A MODO DE CONCLUSIÓN

El Espíritu es el que anima, también ahora, a la comunidad cristiana. Es como su alma, su motor interior. El misterio y la razón de ser de la Iglesia radican sobre todo en la presencia de Cristo y en la acción vivificadora de su Espíritu. Él es el que suscita y llena de su gracia a los ministros ordenados, signos de Cristo en y para la comunidad.

Él es también el que anima a la comunidad entera, moviéndola interiormente, empujándola a la acción misionera y caritativa en medio de la sociedad, haciendo surgir en ella ideas e iniciativas de todo género, enriqueciéndola con sus dones de amor, de verdad, de alegría.

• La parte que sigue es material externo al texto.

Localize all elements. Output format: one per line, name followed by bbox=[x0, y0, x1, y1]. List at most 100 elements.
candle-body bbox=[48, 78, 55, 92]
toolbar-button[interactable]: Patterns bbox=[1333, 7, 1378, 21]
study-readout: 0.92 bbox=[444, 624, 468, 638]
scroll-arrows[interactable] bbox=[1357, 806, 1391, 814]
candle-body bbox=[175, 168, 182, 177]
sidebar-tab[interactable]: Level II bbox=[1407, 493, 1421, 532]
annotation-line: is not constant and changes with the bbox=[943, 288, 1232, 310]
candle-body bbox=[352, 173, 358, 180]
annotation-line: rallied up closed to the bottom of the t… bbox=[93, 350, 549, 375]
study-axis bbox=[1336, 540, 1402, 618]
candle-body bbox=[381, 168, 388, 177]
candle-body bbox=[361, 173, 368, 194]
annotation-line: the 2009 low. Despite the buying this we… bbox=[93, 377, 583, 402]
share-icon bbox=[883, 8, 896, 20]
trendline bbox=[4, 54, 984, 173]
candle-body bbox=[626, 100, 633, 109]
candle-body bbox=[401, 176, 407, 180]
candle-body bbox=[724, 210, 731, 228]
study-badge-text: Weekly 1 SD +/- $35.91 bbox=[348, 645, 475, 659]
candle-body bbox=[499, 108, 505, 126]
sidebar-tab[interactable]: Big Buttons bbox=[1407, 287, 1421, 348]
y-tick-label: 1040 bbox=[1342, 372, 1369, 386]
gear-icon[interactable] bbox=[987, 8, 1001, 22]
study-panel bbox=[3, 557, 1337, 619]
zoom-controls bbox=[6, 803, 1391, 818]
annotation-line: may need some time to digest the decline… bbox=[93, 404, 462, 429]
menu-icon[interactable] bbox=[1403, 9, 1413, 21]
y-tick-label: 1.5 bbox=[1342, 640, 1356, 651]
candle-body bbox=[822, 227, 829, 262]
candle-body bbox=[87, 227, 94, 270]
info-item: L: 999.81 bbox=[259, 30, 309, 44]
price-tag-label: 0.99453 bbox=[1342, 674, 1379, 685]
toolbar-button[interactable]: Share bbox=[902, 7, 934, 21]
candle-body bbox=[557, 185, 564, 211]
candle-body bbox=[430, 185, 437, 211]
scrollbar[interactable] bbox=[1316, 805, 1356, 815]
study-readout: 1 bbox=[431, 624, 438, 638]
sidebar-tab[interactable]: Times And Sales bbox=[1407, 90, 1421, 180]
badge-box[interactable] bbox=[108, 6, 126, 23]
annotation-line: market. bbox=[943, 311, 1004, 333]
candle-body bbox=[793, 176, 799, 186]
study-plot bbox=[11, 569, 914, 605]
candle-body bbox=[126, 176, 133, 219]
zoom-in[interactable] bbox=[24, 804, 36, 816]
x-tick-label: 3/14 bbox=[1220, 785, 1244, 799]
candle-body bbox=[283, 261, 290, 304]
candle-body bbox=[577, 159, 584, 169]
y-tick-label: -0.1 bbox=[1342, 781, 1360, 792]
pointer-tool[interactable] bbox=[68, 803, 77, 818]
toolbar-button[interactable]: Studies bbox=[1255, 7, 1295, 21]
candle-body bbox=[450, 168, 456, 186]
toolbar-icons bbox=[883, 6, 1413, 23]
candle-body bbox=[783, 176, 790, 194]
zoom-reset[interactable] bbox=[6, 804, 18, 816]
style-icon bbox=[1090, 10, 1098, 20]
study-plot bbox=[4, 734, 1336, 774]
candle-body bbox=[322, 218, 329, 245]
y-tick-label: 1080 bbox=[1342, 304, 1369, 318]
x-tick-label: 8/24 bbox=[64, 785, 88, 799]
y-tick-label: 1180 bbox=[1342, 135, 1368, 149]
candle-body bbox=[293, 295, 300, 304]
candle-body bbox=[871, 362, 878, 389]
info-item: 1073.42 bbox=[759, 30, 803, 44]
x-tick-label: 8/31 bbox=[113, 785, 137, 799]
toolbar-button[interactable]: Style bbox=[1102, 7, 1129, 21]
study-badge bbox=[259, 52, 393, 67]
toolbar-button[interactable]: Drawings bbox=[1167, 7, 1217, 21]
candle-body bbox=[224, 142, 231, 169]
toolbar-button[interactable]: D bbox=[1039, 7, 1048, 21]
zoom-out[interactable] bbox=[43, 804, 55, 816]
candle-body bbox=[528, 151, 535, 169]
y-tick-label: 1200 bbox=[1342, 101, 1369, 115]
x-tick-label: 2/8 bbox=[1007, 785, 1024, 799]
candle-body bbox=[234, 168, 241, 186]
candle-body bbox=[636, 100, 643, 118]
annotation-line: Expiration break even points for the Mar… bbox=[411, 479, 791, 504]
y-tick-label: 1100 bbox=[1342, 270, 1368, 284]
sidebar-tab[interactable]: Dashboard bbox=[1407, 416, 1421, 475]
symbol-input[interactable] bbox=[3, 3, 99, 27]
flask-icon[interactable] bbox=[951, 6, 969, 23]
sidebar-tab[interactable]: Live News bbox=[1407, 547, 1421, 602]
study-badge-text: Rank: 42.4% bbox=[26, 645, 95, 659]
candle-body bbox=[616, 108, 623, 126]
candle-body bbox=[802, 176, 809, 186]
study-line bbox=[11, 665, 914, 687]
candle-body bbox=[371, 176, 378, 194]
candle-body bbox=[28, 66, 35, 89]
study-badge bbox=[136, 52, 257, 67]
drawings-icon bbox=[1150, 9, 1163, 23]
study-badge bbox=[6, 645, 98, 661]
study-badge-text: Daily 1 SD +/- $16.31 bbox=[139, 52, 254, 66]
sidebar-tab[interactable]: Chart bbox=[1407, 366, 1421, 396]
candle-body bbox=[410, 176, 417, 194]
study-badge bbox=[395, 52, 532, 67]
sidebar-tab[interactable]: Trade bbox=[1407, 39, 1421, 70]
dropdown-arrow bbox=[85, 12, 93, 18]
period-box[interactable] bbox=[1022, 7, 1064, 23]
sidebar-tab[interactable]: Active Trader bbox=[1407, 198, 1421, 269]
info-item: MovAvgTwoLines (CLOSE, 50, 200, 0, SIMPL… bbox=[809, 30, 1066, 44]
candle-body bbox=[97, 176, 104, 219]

Él es quien da eficacia a los sacramentos que celebramos: el Bautismo, en que renacemos del agua y del Espíritu; la Confirmación, que es el don del Espíritu por el ministerio del obispo de cada diócesis; la Eucaristía, en que invocamos al Espíritu sobre el pan y el vino para que él los convierta  en el Cuerpo y Sangre de Cristo; la Reconciliación penitencial, en que  el Espíritu nos llena de su vida y su gracia...

Él es quien da fuerza a cada cristiano, para que podamos ser fieles al  estilo de vida evangélico que nos ha enseñado Cristo Jesús. Pedro nos  invitaba en su carta a que tengamos ánimos, a que nos mantengamos  firmes a nuestra identidad cristiana en medio de un mundo que  posiblemente no nos ayuda a ello. Si ya en aquellos tiempos había contradicción entre los criterios evangélicos y los de la sociedad,  igual ahora. Y nos proponía el mejor ejemplo: el mismo Cristo Jesús, que tuvo que sufrir persecución, hasta la muerte, pero fue resucitado por el Espíritu, y ahora vive triunfante junto a Dios.